To make it easier to get started, we have pulled together a list of basic questions to ask your senior loved one before a crisis occurs.

Important Documents and Medical Cards

  • Where is their Medicare card?
  • Do they still have traditional Medicare or have they gone with a Medicare replacement product? If they have, what is the company name and where is the card?
  • Do they have any type of secondary insurance? If so, what company is it with and where is that card?
  • What is their social security number and where do they keep their card? (This is a good time to remind them that this should be stored in a safe place to avoid identify theft and not kept in a wallet or purse)
  • Do they have a will? Who is the executor? Is there an attorney involved?
  • Where is their original birth certificate?
  • Do they have any life insurance and/or long-term care policies?
  • Do they have a Power of Attorney (POA) and/ Do Not Resuscitate (DNR)? Who have they named to represent their wishes? Where are these documents? (In the event of a crisis, it is important to have copies on hand and not have to wait for a bank to re-open on Monday should a crisis occur on a weekend.)

Managing Finances

  • What banks do they use and what are their bank account numbers and passwords? Do they use online accounts?
  • Are you or another loved one on the account with them? In the event of an emergency that would require you or another adult child to pay their bills for them would you have authority to do so?
  • Do they have a safe deposit box? If so, where is it and where are the keys?
  • What bills do they have and when do they pay them?

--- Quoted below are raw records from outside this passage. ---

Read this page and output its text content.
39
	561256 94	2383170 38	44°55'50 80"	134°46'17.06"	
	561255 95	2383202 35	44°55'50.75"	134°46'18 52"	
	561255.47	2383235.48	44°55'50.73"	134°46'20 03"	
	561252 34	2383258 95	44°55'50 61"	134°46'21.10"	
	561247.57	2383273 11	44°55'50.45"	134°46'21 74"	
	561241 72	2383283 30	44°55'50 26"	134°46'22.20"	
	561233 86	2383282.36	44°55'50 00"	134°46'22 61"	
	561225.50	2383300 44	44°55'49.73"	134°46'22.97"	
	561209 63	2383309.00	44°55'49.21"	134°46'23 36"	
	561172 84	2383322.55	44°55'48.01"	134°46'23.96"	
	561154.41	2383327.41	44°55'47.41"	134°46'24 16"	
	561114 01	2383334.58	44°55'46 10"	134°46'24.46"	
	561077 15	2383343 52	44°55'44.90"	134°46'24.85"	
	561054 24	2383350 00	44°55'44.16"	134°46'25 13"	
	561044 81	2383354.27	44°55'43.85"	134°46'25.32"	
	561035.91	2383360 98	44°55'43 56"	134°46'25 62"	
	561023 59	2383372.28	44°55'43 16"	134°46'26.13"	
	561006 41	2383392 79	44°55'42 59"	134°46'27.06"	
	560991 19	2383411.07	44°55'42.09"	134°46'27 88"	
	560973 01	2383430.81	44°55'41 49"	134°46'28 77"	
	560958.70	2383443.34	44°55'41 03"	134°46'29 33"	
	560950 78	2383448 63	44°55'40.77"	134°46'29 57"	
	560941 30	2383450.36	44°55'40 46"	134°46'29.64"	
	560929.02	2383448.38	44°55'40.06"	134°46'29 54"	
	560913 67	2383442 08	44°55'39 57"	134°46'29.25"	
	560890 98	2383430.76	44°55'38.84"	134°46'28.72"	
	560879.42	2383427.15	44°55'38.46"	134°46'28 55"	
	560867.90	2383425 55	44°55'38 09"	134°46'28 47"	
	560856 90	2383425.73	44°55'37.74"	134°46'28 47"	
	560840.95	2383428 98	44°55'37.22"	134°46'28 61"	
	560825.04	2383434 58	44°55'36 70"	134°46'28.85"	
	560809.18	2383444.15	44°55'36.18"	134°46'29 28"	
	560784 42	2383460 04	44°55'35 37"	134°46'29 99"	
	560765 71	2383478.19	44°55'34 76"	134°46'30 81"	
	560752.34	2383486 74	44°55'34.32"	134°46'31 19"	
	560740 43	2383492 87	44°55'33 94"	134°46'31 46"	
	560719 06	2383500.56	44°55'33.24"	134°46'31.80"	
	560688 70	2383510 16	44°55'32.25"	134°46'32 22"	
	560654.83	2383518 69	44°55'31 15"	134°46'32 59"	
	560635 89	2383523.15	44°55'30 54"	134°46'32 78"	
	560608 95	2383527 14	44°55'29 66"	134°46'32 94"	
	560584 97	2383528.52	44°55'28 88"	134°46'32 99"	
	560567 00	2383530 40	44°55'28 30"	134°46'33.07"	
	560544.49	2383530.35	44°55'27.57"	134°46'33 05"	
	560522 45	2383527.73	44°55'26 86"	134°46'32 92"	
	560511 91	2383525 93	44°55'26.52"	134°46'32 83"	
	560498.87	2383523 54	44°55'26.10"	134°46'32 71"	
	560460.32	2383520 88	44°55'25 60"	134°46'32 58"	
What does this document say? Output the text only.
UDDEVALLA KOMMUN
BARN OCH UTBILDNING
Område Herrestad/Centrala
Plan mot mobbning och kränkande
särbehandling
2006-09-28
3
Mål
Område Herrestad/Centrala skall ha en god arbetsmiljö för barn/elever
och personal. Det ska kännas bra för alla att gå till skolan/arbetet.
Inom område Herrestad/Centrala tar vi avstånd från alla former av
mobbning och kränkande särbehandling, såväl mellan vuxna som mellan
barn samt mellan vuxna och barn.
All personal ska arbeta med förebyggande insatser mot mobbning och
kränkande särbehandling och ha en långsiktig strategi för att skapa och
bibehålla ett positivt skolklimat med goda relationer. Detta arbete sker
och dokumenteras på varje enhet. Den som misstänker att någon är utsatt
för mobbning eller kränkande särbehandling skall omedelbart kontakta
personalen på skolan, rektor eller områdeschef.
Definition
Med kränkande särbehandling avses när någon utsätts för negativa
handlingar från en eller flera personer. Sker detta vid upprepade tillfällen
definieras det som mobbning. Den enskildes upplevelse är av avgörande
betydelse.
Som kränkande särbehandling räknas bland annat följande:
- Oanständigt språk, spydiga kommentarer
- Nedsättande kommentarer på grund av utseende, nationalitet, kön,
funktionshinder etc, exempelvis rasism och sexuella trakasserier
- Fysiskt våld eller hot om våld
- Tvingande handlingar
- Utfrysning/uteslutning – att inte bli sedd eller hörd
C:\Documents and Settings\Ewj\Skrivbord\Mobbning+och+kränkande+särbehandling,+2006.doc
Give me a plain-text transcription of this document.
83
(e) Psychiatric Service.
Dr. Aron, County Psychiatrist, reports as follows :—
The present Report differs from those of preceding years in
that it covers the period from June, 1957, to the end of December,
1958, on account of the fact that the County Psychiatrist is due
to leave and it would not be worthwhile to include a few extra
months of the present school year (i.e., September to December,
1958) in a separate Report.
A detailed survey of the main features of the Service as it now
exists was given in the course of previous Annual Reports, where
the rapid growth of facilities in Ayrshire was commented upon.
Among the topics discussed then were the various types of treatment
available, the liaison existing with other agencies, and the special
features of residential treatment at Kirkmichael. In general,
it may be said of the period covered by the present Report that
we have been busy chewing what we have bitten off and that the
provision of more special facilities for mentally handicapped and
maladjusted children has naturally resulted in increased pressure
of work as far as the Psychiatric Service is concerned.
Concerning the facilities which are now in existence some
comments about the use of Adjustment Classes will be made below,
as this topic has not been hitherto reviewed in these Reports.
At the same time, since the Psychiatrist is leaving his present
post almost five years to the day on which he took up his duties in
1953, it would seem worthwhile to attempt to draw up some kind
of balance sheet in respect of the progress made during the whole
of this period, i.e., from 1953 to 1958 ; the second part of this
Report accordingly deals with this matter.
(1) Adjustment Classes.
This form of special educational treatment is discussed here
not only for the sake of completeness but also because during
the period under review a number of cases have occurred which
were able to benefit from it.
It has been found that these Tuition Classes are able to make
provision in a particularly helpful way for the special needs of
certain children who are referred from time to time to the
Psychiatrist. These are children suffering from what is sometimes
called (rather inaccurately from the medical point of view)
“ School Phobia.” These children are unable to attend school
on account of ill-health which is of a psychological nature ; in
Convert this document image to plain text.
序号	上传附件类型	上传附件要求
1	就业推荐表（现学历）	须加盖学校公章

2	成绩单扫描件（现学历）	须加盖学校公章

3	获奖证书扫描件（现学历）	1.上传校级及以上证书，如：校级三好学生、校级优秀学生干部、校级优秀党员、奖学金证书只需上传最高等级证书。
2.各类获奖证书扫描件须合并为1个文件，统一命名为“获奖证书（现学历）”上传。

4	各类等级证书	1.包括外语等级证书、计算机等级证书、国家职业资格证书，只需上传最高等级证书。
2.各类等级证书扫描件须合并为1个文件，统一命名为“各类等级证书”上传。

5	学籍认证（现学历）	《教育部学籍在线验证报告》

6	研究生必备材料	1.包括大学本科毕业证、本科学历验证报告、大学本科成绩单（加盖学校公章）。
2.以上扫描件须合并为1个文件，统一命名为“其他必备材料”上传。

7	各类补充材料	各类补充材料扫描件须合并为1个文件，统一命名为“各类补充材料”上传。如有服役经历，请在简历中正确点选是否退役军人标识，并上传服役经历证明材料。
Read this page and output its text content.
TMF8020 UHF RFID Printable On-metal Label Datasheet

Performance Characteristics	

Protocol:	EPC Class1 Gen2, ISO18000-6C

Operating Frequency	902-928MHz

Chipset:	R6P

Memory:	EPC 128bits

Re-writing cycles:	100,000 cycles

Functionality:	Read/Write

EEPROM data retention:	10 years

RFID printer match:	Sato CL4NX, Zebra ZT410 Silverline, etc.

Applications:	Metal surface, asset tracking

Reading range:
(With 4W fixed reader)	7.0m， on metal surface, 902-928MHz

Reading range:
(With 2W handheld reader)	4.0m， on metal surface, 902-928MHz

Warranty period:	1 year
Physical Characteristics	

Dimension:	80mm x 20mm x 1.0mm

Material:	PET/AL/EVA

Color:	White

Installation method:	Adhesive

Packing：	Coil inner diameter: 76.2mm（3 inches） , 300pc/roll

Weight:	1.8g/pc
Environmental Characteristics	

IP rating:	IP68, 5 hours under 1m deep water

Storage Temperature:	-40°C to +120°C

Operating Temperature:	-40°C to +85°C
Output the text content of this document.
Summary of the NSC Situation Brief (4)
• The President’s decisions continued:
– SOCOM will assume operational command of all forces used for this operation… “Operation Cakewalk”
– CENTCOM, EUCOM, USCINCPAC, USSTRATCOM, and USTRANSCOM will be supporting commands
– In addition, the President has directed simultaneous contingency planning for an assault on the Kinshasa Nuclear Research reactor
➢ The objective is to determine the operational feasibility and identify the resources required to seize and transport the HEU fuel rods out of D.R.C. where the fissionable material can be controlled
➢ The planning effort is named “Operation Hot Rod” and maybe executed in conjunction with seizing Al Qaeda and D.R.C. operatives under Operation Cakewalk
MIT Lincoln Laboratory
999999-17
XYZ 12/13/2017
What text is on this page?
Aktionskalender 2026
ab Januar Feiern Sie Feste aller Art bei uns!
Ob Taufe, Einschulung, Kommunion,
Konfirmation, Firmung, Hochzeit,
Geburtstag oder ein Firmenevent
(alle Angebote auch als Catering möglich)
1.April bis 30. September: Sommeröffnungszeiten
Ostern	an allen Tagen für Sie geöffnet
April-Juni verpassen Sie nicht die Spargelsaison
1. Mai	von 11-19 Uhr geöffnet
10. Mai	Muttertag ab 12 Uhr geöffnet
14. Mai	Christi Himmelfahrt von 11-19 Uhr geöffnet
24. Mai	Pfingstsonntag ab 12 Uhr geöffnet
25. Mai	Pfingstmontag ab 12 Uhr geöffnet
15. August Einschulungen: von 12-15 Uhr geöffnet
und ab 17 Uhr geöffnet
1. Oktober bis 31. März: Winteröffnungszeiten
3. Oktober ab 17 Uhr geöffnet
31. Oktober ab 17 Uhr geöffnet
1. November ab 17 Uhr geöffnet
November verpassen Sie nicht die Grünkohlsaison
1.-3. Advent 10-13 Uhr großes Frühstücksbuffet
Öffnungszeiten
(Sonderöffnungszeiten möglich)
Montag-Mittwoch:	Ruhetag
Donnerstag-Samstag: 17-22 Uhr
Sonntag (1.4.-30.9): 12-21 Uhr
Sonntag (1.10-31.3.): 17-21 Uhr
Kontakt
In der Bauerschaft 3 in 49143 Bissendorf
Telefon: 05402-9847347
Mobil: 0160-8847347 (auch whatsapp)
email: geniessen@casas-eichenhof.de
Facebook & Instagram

  • Where is their mortgage information or deed to their house? What home owners insurance do they have?
  • If they are still driving, is their car paid for in full? Where is the title to the vehicle? Who is it insured through?
  • Do they have a list of their stocks, bonds, and other accounts?

Just the thought of asking your senior loved one these questions might make you squirm. But the consequences of not knowing the answers may put your loved one at risk of not getting the help they need and want in a crisis.